Luego de unas seis o siete canciones, Claudio sintió dolor de cabeza – no tenía la costumbre de cantar durante tanto tiempo. Aprovechó ese momento para compartirle de Jesucristo, de su condición de Hijo de Dios, de su maravillosa obra en la cruz, y de la oportunidad de aceptarlo en su vida como su Salvador y Señor. Ella aceptó inmediatamente, confesó el nombre del Señor Jesús, y oraron entregándole su vida a Cristo.

En ese momento, él recordó que tenía un Nuevo Testamento que había conseguido para regalárselo a un amigo árabe – incluso le había escrito una dedicatoria en la primera hoja. Pero no dudó en regalárselo a Mehri, y explicarle lo de la dedicatoria. Al verla, la joven explotó inmediatamente en un llanto incontrolable, mientras decía unas palabras que Claudio no comprendía. Una vez que ella se calmó un poco, le contó que hacía unos cinco o seis años atrás había tenido un sueño, en el cual se había visto en esa misma habitación, y que un ángel le entregaba ese mismo libro – ¡con la misma dedicatoria!

Ella nunca había podido olvidar ese sueño, y ahora se hacía realidad. Al partir esa tarde, Mehri se veía llena de paz y de un gozo indescriptible.

De regreso en su país, Mehri le escribió un e-mail a Claudio, en el cual le contaba que al mostrarle a su familia la grabación que hizo mientras cantaban, su familia experimentó la misma reacción de llanto que ella había tenido.
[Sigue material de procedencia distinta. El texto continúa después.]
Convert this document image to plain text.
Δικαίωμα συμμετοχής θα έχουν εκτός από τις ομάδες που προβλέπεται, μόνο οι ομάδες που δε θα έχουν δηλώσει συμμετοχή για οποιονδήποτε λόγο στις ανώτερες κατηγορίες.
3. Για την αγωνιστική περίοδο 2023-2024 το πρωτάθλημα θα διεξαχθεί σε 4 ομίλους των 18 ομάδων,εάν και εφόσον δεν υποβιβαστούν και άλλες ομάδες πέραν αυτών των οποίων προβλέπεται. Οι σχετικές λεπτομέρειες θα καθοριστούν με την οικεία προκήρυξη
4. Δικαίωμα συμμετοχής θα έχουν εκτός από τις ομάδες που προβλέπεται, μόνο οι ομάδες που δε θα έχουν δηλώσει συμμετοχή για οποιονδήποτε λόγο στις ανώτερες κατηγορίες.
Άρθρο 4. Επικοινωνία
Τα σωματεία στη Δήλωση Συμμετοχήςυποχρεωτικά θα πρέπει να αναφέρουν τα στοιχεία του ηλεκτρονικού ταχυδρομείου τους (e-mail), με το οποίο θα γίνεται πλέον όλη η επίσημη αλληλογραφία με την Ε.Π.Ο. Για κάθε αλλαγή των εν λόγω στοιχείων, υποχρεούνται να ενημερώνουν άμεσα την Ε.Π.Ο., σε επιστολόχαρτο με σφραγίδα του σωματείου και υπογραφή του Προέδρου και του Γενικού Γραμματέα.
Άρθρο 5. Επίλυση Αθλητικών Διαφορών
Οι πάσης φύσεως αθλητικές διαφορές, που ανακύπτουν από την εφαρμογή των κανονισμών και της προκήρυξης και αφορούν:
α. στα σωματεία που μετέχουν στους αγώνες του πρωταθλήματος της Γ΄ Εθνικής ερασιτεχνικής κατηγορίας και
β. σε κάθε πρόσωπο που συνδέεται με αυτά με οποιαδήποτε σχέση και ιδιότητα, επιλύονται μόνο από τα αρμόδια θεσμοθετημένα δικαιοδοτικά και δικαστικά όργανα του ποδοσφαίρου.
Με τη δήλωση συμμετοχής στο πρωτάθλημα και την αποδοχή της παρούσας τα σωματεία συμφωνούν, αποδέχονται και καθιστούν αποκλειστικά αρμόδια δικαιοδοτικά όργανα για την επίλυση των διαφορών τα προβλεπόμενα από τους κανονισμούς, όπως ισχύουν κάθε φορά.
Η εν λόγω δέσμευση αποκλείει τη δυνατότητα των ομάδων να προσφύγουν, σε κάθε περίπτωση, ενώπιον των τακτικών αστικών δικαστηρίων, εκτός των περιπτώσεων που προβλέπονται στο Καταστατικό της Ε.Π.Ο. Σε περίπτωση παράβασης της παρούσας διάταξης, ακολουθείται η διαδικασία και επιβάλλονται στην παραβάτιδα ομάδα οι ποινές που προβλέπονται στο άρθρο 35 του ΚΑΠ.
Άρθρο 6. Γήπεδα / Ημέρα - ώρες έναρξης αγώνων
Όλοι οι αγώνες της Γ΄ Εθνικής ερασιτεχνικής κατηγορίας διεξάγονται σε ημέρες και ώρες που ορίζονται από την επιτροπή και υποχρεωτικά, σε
Hasta el día de hoy el contacto continúa.

Mientras menos hacemos nosotros…

La estadía en Japón terminó, pero Claudio aún conserva los gratos recuerdos de aquellos maravillosos milagros del Señor. ¿Cómo es que Dios lo había usado, siendo un creyente común? Para él, la explicación es muy sencilla: «Tendemos a pensar que para ver actuar al Señor debemos prepararnos de forma especial, estar en una condición ‘adecuada’ espiritualmente. Pero el Señor se encarga de mostrarnos que la obra es suya, y que no depende de alguna acción nuestra».

Él no se había preparado de manera especial para todo ello. «Sentí que no había nada que yo tuviera que hacer para conseguir que el Señor hiciera algo. Quedé con esa certeza de que todo lo que ocurrió no se debió a nada que yo hubiera hecho. Fue como que el Señor me dijera: «Ven, siéntate aquí, yo te voy a mostrar lo que puedo hacer». Sentí claramente que mientras menos hacemos nosotros, más puede hacer el Señor».